If you have 2% sugar in your sap it will take about 44 gal to make 1 gal of syrup, so you need to boil away 43 gal of water. Higher sugar takes less time and vise versa.
OakFarm
03-21-2018, 07:45 PM
Thank you guys sooo much! My grate is certainly plugged. I’ve only bee now keeping about 1/2” of sap in the pan. I’ve opened up the door completely and am going to poke it around and start removing the coals and ash and rebuild fire as you’ve suggested. Will now keep 1” depth of sap and hopefully that will help slow things down for me enough to catch up.

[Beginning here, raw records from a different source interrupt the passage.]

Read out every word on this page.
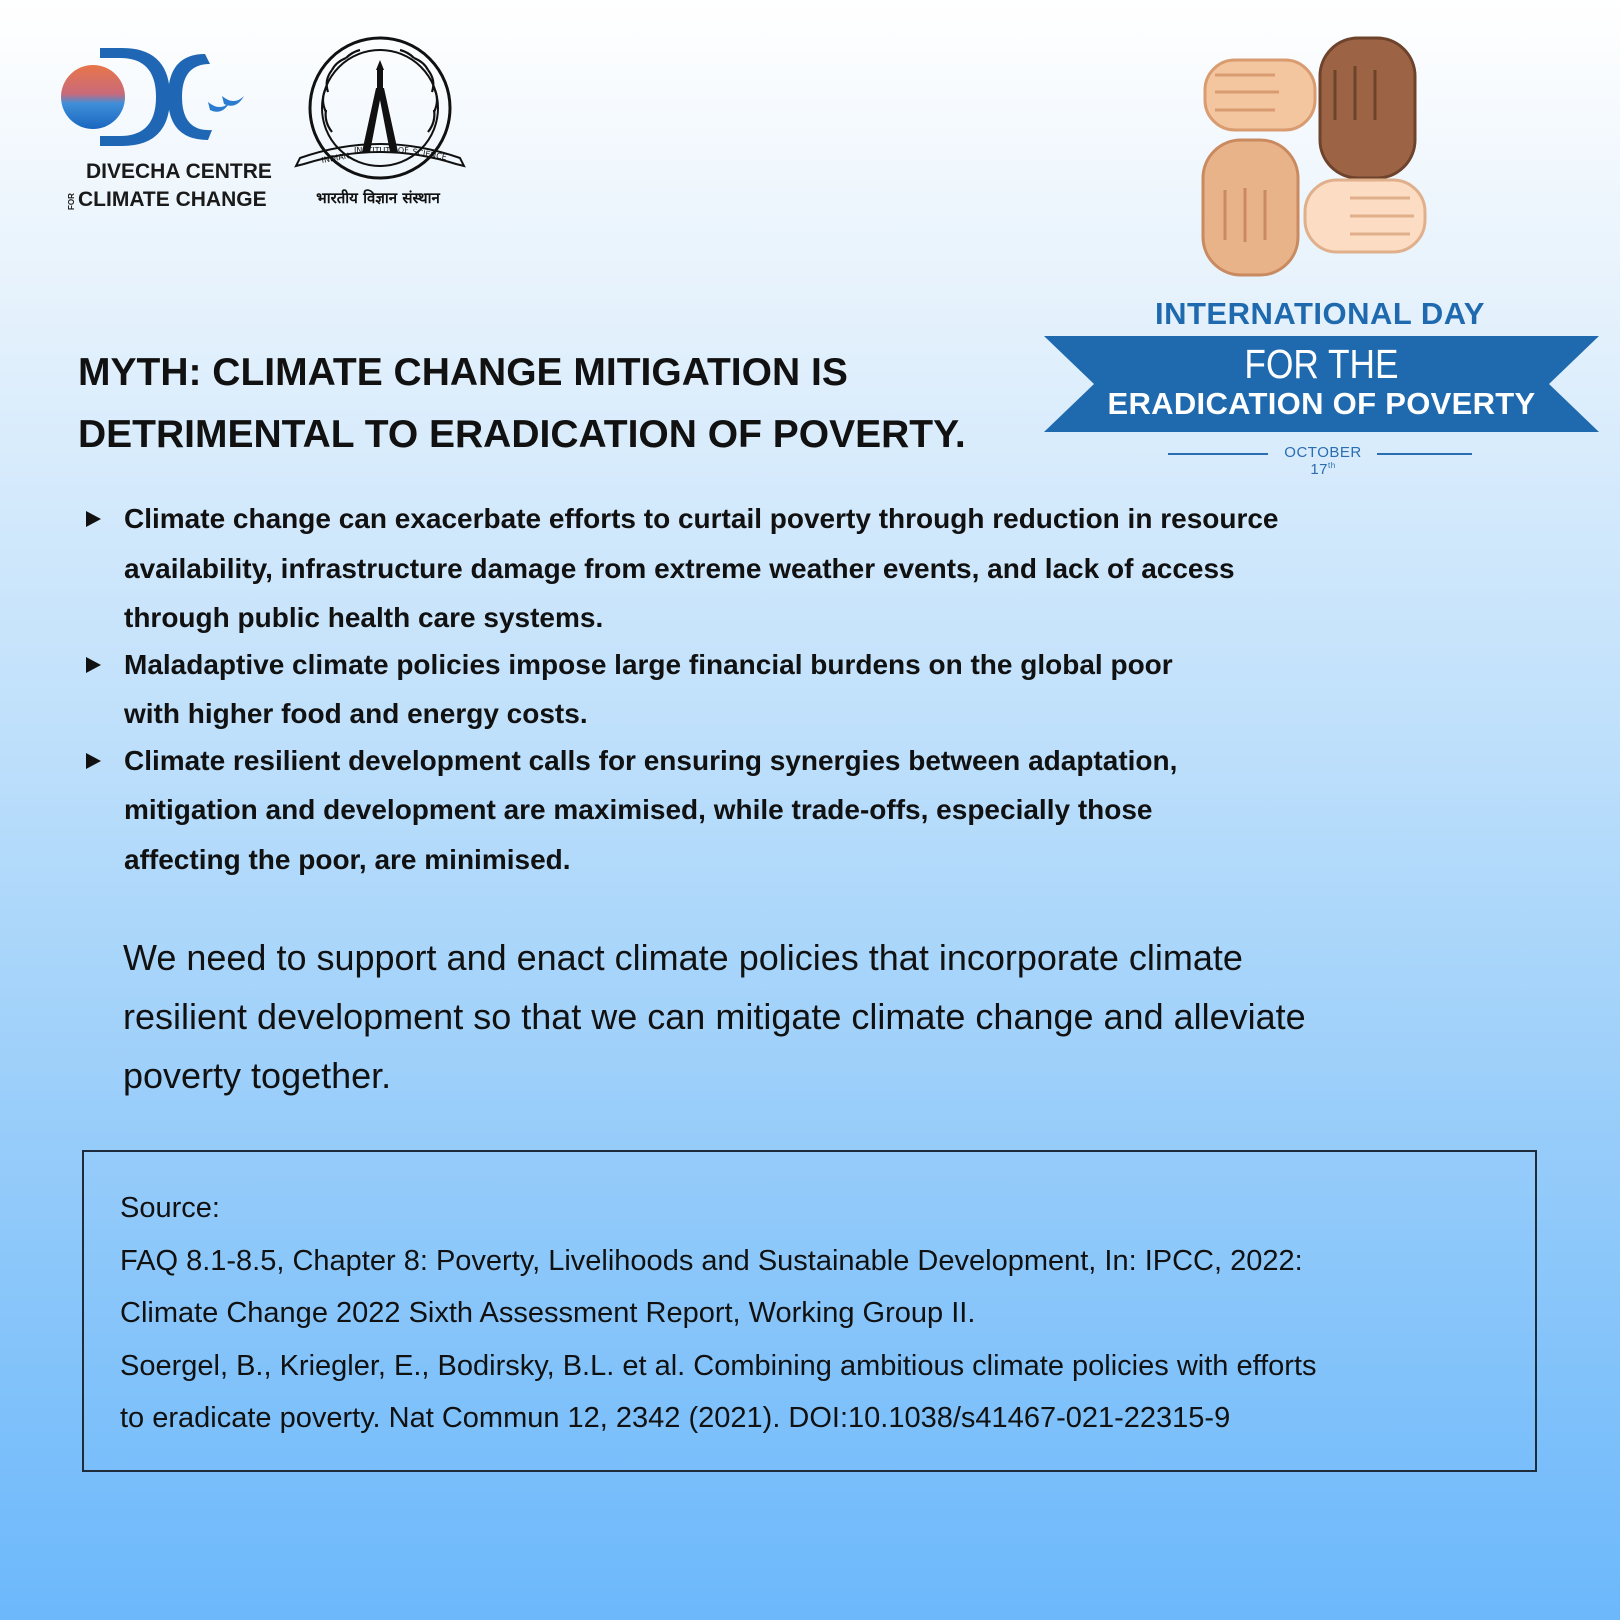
DIVECHA CENTRE
FORCLIMATE CHANGE
INDIAN
INSTITUTE OF SCIENCE
भारतीय विज्ञान संस्थान
INTERNATIONAL DAY
FOR THE
ERADICATION OF POVERTY
OCTOBER 17th
MYTH: CLIMATE CHANGE MITIGATION IS
DETRIMENTAL TO ERADICATION OF POVERTY.
Climate change can exacerbate efforts to curtail poverty through reduction in resource
availability, infrastructure damage from extreme weather events, and lack of access
through public health care systems.
Maladaptive climate policies impose large financial burdens on the global poor
with higher food and energy costs.
Climate resilient development calls for ensuring synergies between adaptation,
mitigation and development are maximised, while trade-offs, especially those
affecting the poor, are minimised.
We need to support and enact climate policies that incorporate climate
resilient development so that we can mitigate climate change and alleviate
poverty together.
Source:
FAQ 8.1-8.5, Chapter 8: Poverty, Livelihoods and Sustainable Development, In: IPCC, 2022:
Climate Change 2022 Sixth Assessment Report, Working Group II.
Soergel, B., Kriegler, E., Bodirsky, B.L. et al. Combining ambitious climate policies with efforts
to eradicate poverty. Nat Commun 12, 2342 (2021). DOI:10.1038/s41467-021-22315-9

Also, it possible to draw off (when it’s ready), let cool, and reheat at a later date and filter at that time? I haven’t devised a good cone filter holder just yet and was going to modify a tomato plant cage and filter into a kettle.
Road's End
03-21-2018, 08:21 PM
Nothing at all wrong with reheating later to bottle. If you have some clamps to hold at least some prefilters on a pot when you pour you can catch all of the big junk and save a little filter life later on when you bottle.

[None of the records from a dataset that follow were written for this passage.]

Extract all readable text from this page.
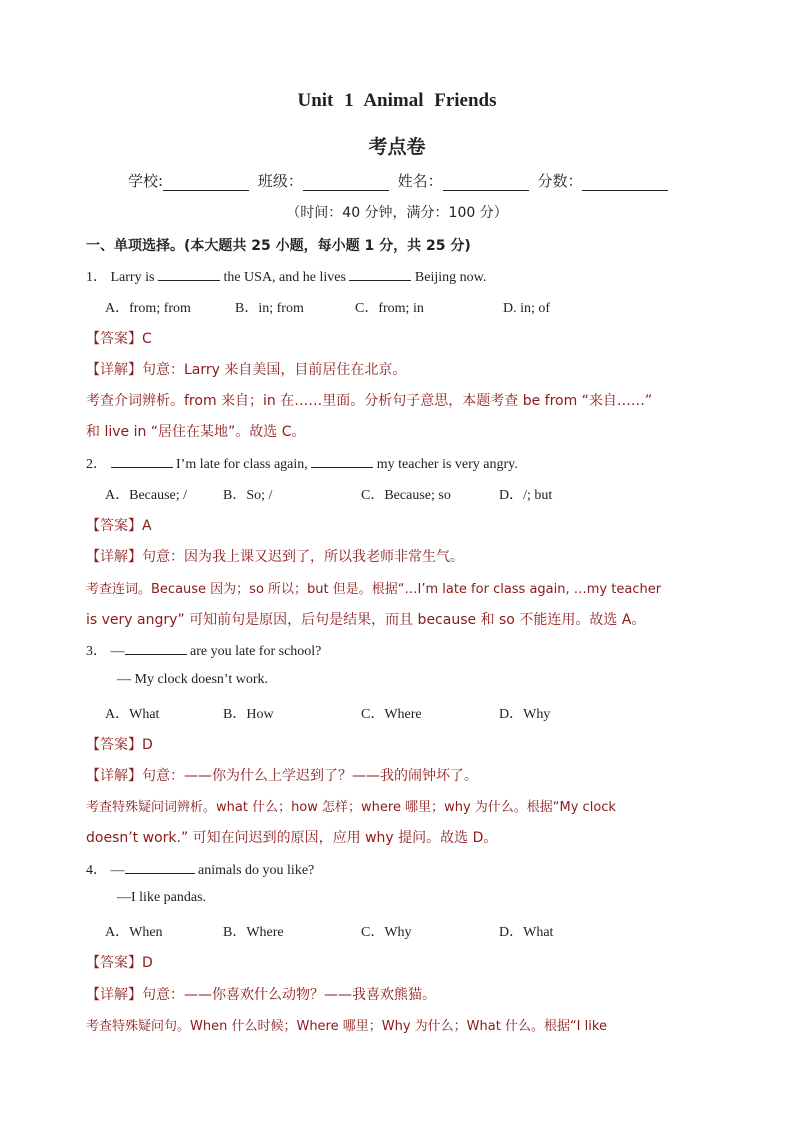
Unit 1 Animal Friends
考点卷
学校:	班级：	姓名：	分数：
（时间：40 分钟，满分：100 分）
一、单项选择。(本大题共 25 小题，每小题 1 分，共 25 分)
1． Larry is	the USA, and he lives	Beijing now.
A．from; from	B．in; from	C．from; in	D. in; of
【答案】C
【详解】句意：Larry 来自美国，目前居住在北京。
考查介词辨析。from 来自；in 在……里面。分析句子意思，本题考查 be from “来自……”
和 live in “居住在某地”。故选 C。
2．	I’m late for class again,	my teacher is very angry.
A．Because; /	B．So; /	C．Because; so	D．/; but
【答案】A
【详解】句意：因为我上课又迟到了，所以我老师非常生气。
考查连词。Because 因为；so 所以；but 但是。根据“…I’m late for class again, …my teacher
is very angry” 可知前句是原因，后句是结果，而且 because 和 so 不能连用。故选 A。
3． —	are you late for school?
— My clock doesn’t work.
A．What	B．How	C．Where	D．Why
【答案】D
【详解】句意：——你为什么上学迟到了？——我的闹钟坏了。
考查特殊疑问词辨析。what 什么；how 怎样；where 哪里；why 为什么。根据“My clock
doesn’t work.” 可知在问迟到的原因，应用 why 提问。故选 D。
4． —	animals do you like?
—I like pandas.
A．When	B．Where	C．Why	D．What
【答案】D
【详解】句意：——你喜欢什么动物？——我喜欢熊猫。
考查特殊疑问句。When 什么时候；Where 哪里；Why 为什么；What 什么。根据“I like
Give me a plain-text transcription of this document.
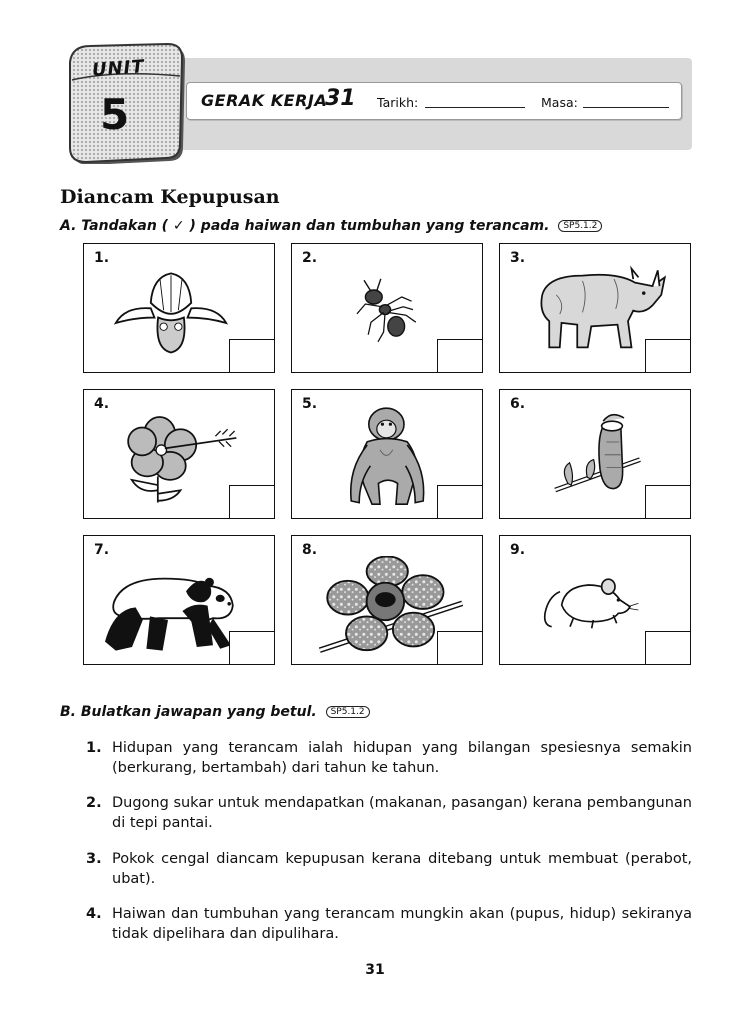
GERAK KERJA
31 Tarikh:	Masa:
UNIT
5
Diancam Kepupusan
A. Tandakan ( ✓ ) pada haiwan dan tumbuhan yang terancam. SP5.1.2
1.	2.	3.
4.	5.	6.
7.	8.	9.
B. Bulatkan jawapan yang betul. SP5.1.2
1. Hidupan yang terancam ialah hidupan yang bilangan spesiesnya semakin (berkurang, bertambah) dari tahun ke tahun.
2. Dugong sukar untuk mendapatkan (makanan, pasangan) kerana pembangunan di tepi pantai.
3. Pokok cengal diancam kepupusan kerana ditebang untuk membuat (perabot, ubat).
4. Haiwan dan tumbuhan yang terancam mungkin akan (pupus, hidup) sekiranya tidak dipelihara dan dipulihara.
31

Thank you guys sooo much! My grate is certainly plugged. I’ve only bee now keeping about 1/2” of sap in the pan. I’ve opened up the door completely and am going to poke it around and start removing the coals and ash and rebuild fire as you’ve suggested. Will now keep 1” depth of sap and hopefully that will help slow things down for me enough to catch up.

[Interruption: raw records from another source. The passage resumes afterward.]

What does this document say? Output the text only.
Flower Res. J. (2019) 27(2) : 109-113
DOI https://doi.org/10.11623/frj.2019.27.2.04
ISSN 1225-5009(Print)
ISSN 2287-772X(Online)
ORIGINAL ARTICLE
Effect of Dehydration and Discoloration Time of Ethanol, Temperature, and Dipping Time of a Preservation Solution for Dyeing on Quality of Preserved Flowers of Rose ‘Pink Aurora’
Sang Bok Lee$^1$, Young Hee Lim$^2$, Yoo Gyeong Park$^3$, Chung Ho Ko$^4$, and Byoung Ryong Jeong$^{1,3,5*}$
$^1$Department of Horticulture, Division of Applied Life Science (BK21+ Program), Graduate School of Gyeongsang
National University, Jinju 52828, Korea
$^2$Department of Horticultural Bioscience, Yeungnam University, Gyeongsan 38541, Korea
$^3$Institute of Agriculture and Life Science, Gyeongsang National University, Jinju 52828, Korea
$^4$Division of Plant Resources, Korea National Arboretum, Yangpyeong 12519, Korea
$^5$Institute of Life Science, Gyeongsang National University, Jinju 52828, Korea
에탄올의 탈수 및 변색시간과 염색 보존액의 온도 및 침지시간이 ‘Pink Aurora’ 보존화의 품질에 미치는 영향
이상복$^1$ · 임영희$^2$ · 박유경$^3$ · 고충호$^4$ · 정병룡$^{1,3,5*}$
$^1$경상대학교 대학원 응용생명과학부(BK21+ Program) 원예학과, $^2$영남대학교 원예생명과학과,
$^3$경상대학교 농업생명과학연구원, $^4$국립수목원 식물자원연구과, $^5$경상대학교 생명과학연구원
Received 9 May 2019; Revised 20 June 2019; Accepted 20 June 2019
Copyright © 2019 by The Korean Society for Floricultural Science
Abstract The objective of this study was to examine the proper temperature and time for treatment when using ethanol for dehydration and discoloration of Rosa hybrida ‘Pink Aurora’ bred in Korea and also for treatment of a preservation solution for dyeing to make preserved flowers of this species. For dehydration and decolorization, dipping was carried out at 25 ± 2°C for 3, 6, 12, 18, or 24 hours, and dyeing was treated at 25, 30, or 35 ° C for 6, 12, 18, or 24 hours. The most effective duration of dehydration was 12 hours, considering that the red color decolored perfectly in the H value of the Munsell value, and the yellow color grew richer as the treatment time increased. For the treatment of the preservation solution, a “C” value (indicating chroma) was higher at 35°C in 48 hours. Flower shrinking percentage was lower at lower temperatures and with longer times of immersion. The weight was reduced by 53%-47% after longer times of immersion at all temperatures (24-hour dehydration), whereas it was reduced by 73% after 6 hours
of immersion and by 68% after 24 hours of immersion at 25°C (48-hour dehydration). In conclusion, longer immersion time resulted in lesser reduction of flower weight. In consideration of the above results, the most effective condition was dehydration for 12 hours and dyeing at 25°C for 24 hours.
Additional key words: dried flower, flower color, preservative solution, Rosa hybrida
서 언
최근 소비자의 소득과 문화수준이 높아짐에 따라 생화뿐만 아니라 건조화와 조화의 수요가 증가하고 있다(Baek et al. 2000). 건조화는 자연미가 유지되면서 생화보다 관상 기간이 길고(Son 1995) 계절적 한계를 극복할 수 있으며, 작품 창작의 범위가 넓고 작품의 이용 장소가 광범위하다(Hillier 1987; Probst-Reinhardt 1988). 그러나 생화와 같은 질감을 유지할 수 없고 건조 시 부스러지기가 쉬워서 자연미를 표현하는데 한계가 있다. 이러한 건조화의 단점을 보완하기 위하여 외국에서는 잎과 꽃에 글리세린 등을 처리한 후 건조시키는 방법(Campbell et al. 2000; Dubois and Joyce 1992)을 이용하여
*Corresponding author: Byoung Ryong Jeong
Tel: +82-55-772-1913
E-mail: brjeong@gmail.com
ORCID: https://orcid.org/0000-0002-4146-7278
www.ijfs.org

Also, it possible to draw off (when it’s ready), let cool, and reheat at a later date and filter at that time? I haven’t devised a good cone filter holder just yet and was going to modify a tomato plant cage and filter into a kettle.
What we use for the cone filter is a 5 gal plastic bucket with a small hole in bottom at one edge. Cone filter fits perfectly on bucket and we tie the tabs with a rope around the rim to hold in place. Of course you need to have a platform that you can sit the bucket on so that the edge with the hole overhangs a receiving container below ( we use 3 gal pe containers).
Two other suggestions. Place several disposable Orion filters inside the cone filter. Then you can peel out the inner most one when flow slows, revealing fresh filter surface and restoring your filter rate. Also, if you stick a piece of plastic pipe, the height of the bucket, under the centre of the felt cone so that it inverts it (looks like a volcanoe) then you greatly increase the filter surface area that's in contact with the syrop and thus speed everything up.
maple flats
03-22-2018, 07:56 AM
Keep the draft door fully open but not the fill door, The boil slows when the door is open to add wood, thus it will also be slower if open for any other reason. find a blower if you need to boil faster, to go in the draft door.
wnybassman
03-22-2018, 08:25 AM
I am looking forward to not being prepared.
northwood
03-22-2018, 08:53 AM
200 gal. from 20 taps in 3 days. Those are great producing Maples. This is a problem many sap addict wish for. Enjoy the run, when it's over and you're all caught up, you'll hope for another sap tsunami.:lol:
OakFarm
03-22-2018, 10:07 PM
It was probably closer 120-150 gallons. I ran out of clean 15 gallon barrels and had to stop gathering. I have 2 large maples, both would take 3 people joining hands to wrap around them, 3.5-4 ft. diameter, with 3 taps each. I have the poly bags on the spiles, but I only have the old style (flat tab on the top). If the bags get too full, they'll rip themselves out so now I keep them less than half full.
Flow has slowed down a little today. And still working on dialing in the fire/draft/sap feed rate. Definitely more fun when I'm not bouncing around like I'm in a pinball machine!
Thanks again to all!
OakFarm
03-23-2018, 02:10 AM
Ok, so I believe I have this rig dialed in at approx. 4 gals/hr. Then I notice a rust hole about the size of a baseball in the pipe that connects the back of the arch to my stack.
Could this be affecting my heating capacity?
ecolbeck
03-23-2018, 06:37 AM
Hole in stack = reduction in draft = reduction in heating potential. Definitely worth fixing.